The British Horse Society is today launching a major survey supported by Defra to assess levels of awareness and concern about ragwort, a plant that can cause serious, and sometimes fatal harm, to horses.
Every year, The British Horse Society is inundated with concerns from members about ragwort, which can cause much damage to horses. Many of those responsible for horses’ care invest large amounts of resource, both through labour and expense, in trying to control this weed.
The British Horse Society have taken these serious concerns on board, and are delighted to announce that they are working with Defra to launch a major new research project to assess current levels of awareness and concern about ragwort and how it affects horses in England.

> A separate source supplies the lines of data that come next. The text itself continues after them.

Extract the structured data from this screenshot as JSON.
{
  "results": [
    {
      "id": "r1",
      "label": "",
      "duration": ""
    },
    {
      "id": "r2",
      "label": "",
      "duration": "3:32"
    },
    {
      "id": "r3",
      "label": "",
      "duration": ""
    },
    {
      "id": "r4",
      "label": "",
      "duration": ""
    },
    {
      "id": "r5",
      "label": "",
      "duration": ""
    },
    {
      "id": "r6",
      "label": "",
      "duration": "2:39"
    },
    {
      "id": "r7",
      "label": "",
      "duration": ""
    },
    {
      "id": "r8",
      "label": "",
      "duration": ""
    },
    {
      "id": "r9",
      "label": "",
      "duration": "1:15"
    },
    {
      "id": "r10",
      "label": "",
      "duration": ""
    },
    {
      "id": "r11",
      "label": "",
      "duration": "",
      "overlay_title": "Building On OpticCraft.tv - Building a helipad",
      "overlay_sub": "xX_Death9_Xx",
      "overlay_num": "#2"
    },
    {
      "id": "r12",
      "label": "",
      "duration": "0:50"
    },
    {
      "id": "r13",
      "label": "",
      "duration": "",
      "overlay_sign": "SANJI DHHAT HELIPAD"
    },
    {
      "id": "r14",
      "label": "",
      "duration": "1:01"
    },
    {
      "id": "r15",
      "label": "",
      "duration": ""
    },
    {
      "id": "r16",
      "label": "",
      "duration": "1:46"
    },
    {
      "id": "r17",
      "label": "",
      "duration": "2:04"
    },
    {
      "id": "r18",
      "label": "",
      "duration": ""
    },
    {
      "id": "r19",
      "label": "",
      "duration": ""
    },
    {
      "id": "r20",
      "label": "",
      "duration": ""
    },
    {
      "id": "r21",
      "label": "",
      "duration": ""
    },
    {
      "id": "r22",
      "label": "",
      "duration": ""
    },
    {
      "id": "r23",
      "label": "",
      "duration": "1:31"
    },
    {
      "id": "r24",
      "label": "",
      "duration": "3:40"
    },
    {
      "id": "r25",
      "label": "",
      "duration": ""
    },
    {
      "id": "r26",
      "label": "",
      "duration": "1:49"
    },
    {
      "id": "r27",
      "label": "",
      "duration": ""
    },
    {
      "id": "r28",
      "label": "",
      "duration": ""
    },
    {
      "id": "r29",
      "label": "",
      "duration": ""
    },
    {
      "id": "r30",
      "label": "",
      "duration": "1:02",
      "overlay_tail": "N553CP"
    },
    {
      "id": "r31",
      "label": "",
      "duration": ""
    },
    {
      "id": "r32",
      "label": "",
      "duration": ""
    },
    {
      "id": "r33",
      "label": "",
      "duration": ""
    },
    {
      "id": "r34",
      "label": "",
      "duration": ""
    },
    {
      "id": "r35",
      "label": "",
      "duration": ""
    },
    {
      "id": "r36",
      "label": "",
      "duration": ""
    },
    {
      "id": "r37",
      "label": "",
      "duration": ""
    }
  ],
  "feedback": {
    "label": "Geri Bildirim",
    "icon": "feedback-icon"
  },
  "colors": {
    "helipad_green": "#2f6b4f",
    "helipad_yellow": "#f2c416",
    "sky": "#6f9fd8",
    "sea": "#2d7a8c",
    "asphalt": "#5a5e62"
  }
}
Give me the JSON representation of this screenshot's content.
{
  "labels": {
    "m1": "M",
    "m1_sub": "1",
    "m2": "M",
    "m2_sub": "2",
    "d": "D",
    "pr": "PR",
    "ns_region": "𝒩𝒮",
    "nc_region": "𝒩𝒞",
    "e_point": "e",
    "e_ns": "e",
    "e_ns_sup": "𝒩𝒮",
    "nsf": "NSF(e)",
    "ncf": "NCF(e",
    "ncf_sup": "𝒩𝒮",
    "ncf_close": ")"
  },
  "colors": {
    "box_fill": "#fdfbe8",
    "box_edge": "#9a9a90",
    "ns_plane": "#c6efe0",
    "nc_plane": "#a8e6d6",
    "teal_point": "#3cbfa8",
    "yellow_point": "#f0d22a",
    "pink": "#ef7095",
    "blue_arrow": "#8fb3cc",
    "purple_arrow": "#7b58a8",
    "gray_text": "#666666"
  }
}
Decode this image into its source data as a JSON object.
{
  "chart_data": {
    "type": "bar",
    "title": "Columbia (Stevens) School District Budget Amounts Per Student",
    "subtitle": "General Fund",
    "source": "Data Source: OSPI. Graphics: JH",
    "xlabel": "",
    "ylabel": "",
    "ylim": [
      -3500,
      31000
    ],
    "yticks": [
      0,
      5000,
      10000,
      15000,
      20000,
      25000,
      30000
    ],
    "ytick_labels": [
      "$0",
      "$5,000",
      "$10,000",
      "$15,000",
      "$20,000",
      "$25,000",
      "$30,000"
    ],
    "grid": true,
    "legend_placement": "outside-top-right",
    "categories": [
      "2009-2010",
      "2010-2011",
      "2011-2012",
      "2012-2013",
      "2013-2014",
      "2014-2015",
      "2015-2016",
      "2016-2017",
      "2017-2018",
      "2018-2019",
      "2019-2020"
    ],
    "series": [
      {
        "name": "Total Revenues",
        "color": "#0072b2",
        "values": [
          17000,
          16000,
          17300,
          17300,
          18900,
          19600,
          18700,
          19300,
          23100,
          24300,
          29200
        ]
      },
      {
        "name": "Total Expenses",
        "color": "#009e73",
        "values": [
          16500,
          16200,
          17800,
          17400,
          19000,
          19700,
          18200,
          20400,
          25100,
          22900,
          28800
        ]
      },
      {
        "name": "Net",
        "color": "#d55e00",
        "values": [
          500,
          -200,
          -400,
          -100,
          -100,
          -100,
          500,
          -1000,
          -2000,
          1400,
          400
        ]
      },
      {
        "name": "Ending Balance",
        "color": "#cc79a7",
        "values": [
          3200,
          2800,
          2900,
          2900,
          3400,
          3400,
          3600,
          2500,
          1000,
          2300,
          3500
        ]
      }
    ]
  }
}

The survey will gather data across England on the perceptions and reality of the impact of ragwort. It will inform future measures to ensure the appropriate use of the Weeds Act 1959, the Animal Welfare Act 2006 and other relevant legislation.
The survey is running between Tuesday 22 July and Friday 15 August 2014, and can be accessed through the Society’s website at www.bhs.org.uk/ragwort.
The British Horse Society is encouraging people to take the time to complete this survey, and share it with their friends and family. The more information that is collected, the more effective the campaign against ragwort can be.
The British Horse Society works to provide education on all equestrian matters, including useful guidance and advice on best practice for grazing management to promote horses’ wellbeing.
Lee Hackett, BHS Director of Equine Policy, said: “We know that ragwort is an issue that greatly concerns our members and indeed all responsible horse owners so we are delighted to be working with Defra on this research project.
“We know that ragwort kills horses every year and there is absolutely no excuse for this – such deaths are completely avoidable.
“We need everyone who cares about horses to complete our survey so that we can better understand the extent of the problem.
“The results will also help inform legislation and other measures surrounding ragwort.
“This is a very important project and one which could make a real difference, so we are extremely grateful to Defra for their support of this work.
“However, it can only work if we can gather enough data so I urge everyone involved in horses to take a few minutes to complete the survey and to encourage others to do the same.”